Si la dépénalisation du droit des affaires n'est pas a priori choquante
lorsqu'elle recherche davantage l'effectivité de la sanction en
réservant l'incrimination pénale aux actes les plus attentatoires à
notre ordre public économique, elle doit également s'inscrire dans un
vaste élan de modernisation de notre droit des marchés financiers en
favorisant les modes d'action les plus efficaces.
Déclarant
souhaiter favoriser les mécanismes transactionnels y compris en dehors
du champ pénal, le groupe de travail présidé par M. Coulon semble in
fine davantage avoir été animé par une volonté de redonner prééminence
au ministère public au cas de cumul possible d'infractions
-administrative et pénale- que préoccupé par l'urgence d'une adaptation
du pouvoir de sanction de l'AMF aux nouveaux enjeux de régulation.
Espoir
déçu de la loi Breton en 2005, le mécanisme transactionnel devant l'AMF
trouvera t-il enfin la consécration législative? On se souvient que le
mécanisme d'indemnisation des victimes et la reconnaissance automatique
de culpabilité avaient soulevé l'opposition des professionnels inquiets
de possibles actions civiles récurrentes.

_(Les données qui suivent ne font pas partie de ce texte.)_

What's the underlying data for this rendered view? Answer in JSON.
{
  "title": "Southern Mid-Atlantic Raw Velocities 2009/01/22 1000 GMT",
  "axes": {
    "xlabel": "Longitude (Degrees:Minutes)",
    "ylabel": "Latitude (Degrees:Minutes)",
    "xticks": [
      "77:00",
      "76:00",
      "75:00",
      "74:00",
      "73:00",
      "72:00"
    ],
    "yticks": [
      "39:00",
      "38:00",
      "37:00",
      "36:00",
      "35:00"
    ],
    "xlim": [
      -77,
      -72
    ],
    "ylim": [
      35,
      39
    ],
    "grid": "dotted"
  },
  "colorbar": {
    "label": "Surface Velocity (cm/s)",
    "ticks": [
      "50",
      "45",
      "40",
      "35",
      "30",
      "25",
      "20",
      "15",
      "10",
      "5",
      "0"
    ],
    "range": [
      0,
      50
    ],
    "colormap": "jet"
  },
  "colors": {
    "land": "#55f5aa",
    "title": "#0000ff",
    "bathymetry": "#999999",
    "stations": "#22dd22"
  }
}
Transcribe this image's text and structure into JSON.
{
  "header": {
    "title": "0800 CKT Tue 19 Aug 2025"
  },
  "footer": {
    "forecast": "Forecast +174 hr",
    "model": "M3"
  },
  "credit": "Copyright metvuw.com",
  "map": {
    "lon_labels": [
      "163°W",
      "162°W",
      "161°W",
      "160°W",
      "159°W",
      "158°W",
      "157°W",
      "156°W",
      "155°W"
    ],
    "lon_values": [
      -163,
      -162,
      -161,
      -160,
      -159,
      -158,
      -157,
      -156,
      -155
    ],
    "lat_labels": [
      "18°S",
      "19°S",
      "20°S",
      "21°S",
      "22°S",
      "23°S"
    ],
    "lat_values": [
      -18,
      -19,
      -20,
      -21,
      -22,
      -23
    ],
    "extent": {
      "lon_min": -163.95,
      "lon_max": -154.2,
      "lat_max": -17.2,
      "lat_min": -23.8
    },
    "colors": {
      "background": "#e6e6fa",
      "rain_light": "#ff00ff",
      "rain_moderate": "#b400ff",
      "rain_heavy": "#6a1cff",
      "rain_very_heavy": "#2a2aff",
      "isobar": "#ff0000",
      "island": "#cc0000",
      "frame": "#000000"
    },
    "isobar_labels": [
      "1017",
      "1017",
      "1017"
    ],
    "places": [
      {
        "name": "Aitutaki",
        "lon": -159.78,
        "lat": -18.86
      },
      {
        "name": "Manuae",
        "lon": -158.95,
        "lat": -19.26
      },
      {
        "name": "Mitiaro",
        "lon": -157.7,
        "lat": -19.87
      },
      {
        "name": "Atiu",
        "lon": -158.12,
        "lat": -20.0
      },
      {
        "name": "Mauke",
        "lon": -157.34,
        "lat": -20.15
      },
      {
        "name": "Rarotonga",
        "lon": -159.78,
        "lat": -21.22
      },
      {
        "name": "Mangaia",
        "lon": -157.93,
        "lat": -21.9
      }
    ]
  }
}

Pour poursuivre la réflexion, certaines orientations nous semblent essentielles :
- Le principe de l'homologation judiciaire (par exemple Président
du TGI de Paris) de la transaction devrait être retenu, il garantit la
meilleure conformité aux principes de justice et répond précisément aux
exigences de constitutionnalité du dispositif. Il en va tout autant de
la publicité du résultat de la transaction et de la possibilité d'un
recours juridictionnel.
- Demeure la question brûlante de la reconnaissance de culpabilité
qui cristallise les crispations, à notre sens, excessivement. Une non
contestation de la réalité des faits devrait suffire, comme en matière
concurrentielle, pourrait garantir la sanction AMF tout en laissant aux
investisseurs lésés la possibilité de demander au civil une
indemnisation. A cet égard la piste ouverte par le Rapport d'offrir
l'accès aux pièces de l'enquête AMF à ces plaignants est intéressante.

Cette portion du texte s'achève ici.